In other words, the goal is to give the wearer a fuller, more complete picture of his or her health.
But there also are the inevitable privacy concerns that come with sharing all of this health data. PwC’s report on wearables — including but not limited to health wearables — said that 82 percent of respondents felt concerned that these technologies would invade their privacy, and that 86 percent indicated wearables would make consumers more vulnerable to security breaches.
It’s not only the wearable devices themselves, but also the compatible apps, that could be subject to scrutiny as they begin to gather more data. Consumer health apps like Fitbit and Jawbone Up aren’t subject to federal HIPAA privacy rules, which exist around apps that share protected health information with doctors and hospitals.

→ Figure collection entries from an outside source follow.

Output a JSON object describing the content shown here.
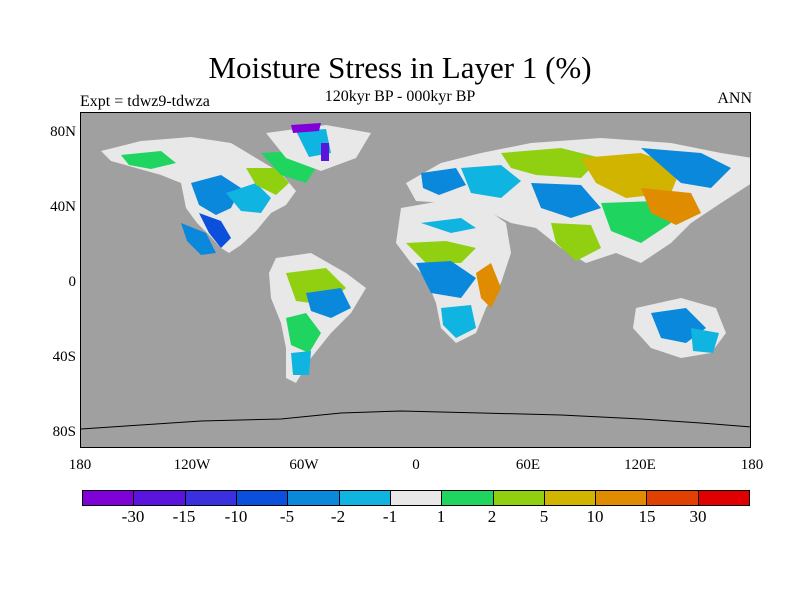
{
  "map": {
    "title": "Moisture Stress in Layer 1 (%)",
    "subtitle": "120kyr BP - 000kyr BP",
    "expt_label": "Expt = tdwz9-tdwza",
    "season_label": "ANN",
    "lat_ticks": [
      "80N",
      "40N",
      "0",
      "40S",
      "80S"
    ],
    "lon_ticks": [
      "180",
      "120W",
      "60W",
      "0",
      "60E",
      "120E",
      "180"
    ],
    "background_color": "#a0a0a0",
    "land_color": "#e8e8e8"
  },
  "colorbar": {
    "labels": [
      "-30",
      "-15",
      "-10",
      "-5",
      "-2",
      "-1",
      "1",
      "2",
      "5",
      "10",
      "15",
      "30"
    ],
    "colors": [
      "#8000d8",
      "#5a14dc",
      "#3a30e0",
      "#0a50dc",
      "#0a88dc",
      "#10b4e0",
      "#e8e8e8",
      "#20d460",
      "#90d010",
      "#d0b400",
      "#e08c00",
      "#e04000",
      "#e00000"
    ]
  }
}
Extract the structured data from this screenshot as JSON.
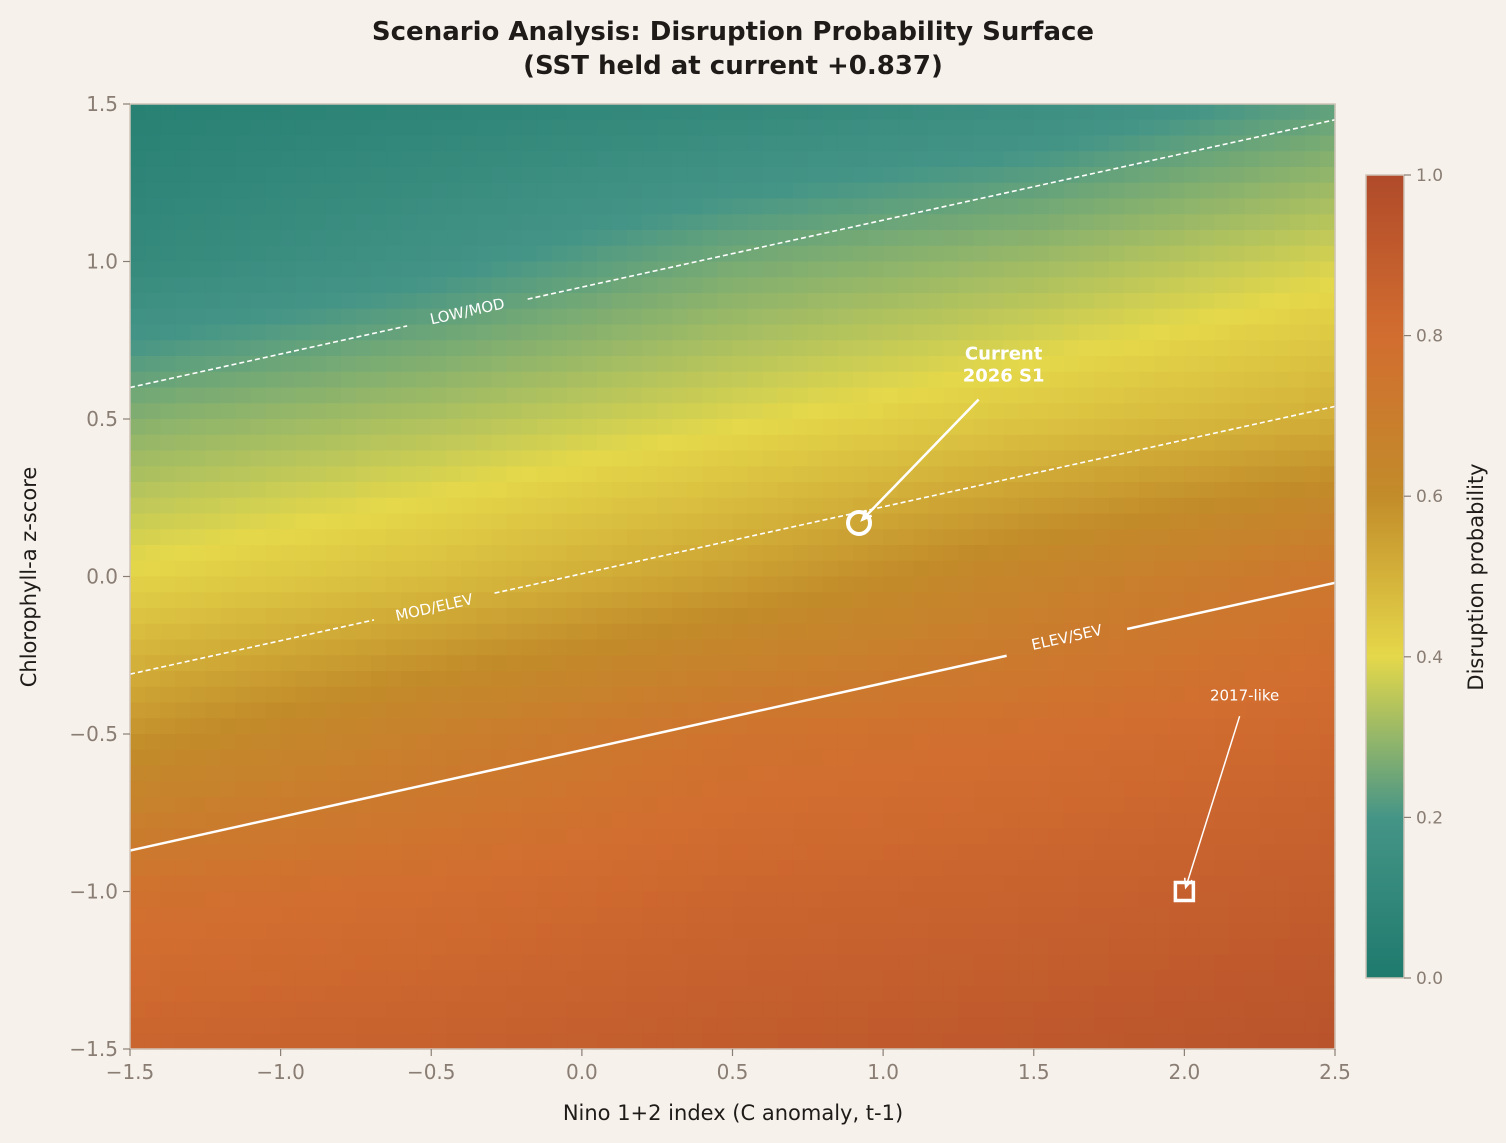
{
  "chart_data": {
    "type": "heatmap",
    "title": "Scenario Analysis: Disruption Probability Surface",
    "subtitle": "(SST held at current +0.837)",
    "xlabel": "Nino 1+2 index (C anomaly, t-1)",
    "ylabel": "Chlorophyll-a z-score",
    "xlim": [
      -1.5,
      2.5
    ],
    "ylim": [
      -1.5,
      1.5
    ],
    "xticks": [
      "−1.5",
      "−1.0",
      "−0.5",
      "0.0",
      "0.5",
      "1.0",
      "1.5",
      "2.0",
      "2.5"
    ],
    "yticks": [
      "−1.5",
      "−1.0",
      "−0.5",
      "0.0",
      "0.5",
      "1.0",
      "1.5"
    ],
    "xtick_values": [
      -1.5,
      -1.0,
      -0.5,
      0.0,
      0.5,
      1.0,
      1.5,
      2.0,
      2.5
    ],
    "ytick_values": [
      -1.5,
      -1.0,
      -0.5,
      0.0,
      0.5,
      1.0,
      1.5
    ],
    "grid": false,
    "surface": {
      "x": [
        -1.5,
        -0.5,
        0.5,
        1.5,
        2.5
      ],
      "y": [
        1.5,
        1.0,
        0.5,
        0.0,
        -0.5,
        -1.0,
        -1.5
      ],
      "z": [
        [
          0.05,
          0.08,
          0.11,
          0.15,
          0.23
        ],
        [
          0.115,
          0.18,
          0.26,
          0.31,
          0.38
        ],
        [
          0.28,
          0.33,
          0.39,
          0.45,
          0.51
        ],
        [
          0.41,
          0.47,
          0.55,
          0.65,
          0.74
        ],
        [
          0.58,
          0.68,
          0.76,
          0.79,
          0.83
        ],
        [
          0.77,
          0.8,
          0.84,
          0.86,
          0.89
        ],
        [
          0.85,
          0.87,
          0.9,
          0.92,
          0.95
        ]
      ]
    },
    "colorbar": {
      "label": "Disruption probability",
      "range": [
        0.0,
        1.0
      ],
      "ticks": [
        "0.0",
        "0.2",
        "0.4",
        "0.6",
        "0.8",
        "1.0"
      ],
      "tick_values": [
        0.0,
        0.2,
        0.4,
        0.6,
        0.8,
        1.0
      ],
      "colormap": [
        {
          "value": 0.0,
          "color": "#1e7a6d"
        },
        {
          "value": 0.2,
          "color": "#459587"
        },
        {
          "value": 0.4,
          "color": "#e5d84a"
        },
        {
          "value": 0.6,
          "color": "#c28c2a"
        },
        {
          "value": 0.8,
          "color": "#d26d30"
        },
        {
          "value": 1.0,
          "color": "#b04a2a"
        }
      ]
    },
    "contours": [
      {
        "label": "LOW/MOD",
        "style": "dashed",
        "from": [
          -1.5,
          0.6
        ],
        "to": [
          2.5,
          1.45
        ],
        "label_at": [
          -0.38,
          0.84
        ]
      },
      {
        "label": "MOD/ELEV",
        "style": "dashed",
        "from": [
          -1.5,
          -0.31
        ],
        "to": [
          2.5,
          0.54
        ],
        "label_at": [
          -0.49,
          -0.1
        ]
      },
      {
        "label": "ELEV/SEV",
        "style": "solid",
        "from": [
          -1.5,
          -0.87
        ],
        "to": [
          2.5,
          -0.02
        ],
        "label_at": [
          1.61,
          -0.195
        ]
      }
    ],
    "markers": [
      {
        "label_lines": [
          "Current",
          "2026 S1"
        ],
        "shape": "circle",
        "x": 0.92,
        "y": 0.17,
        "label_at": [
          1.4,
          0.67
        ],
        "bold": true
      },
      {
        "label_lines": [
          "2017-like"
        ],
        "shape": "square",
        "x": 2.0,
        "y": -1.0,
        "label_at": [
          2.2,
          -0.38
        ],
        "bold": false
      }
    ]
  }
}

The introduction of health-data software repositories like Apple’s HealthKit has raised at least some questions around how mobile health platforms and apps will operate when it comes to sharing sensitive information. (For what it’s worth, Apple’s position has been that data stored in the Health app and HealthKit is not covered by HIPAA regulation because the data is controlled by the user, not HIPAA-controlled entities. Google, on its Web page for Google Fit app developers, also says it “makes no representations that Google Fit satisfies HIPAA requirements.”)
Still, “there are definitely some issues you’ll want to consider when you start posting biometric information [in an app] — not steps, but biometrics,” Dickinson emphasizes.
“There’s a lot you can tell from this data, like whether someone is going to have a cardiac event in five years. What happens when your insurer gets access to that data? That’s where the questions come in.”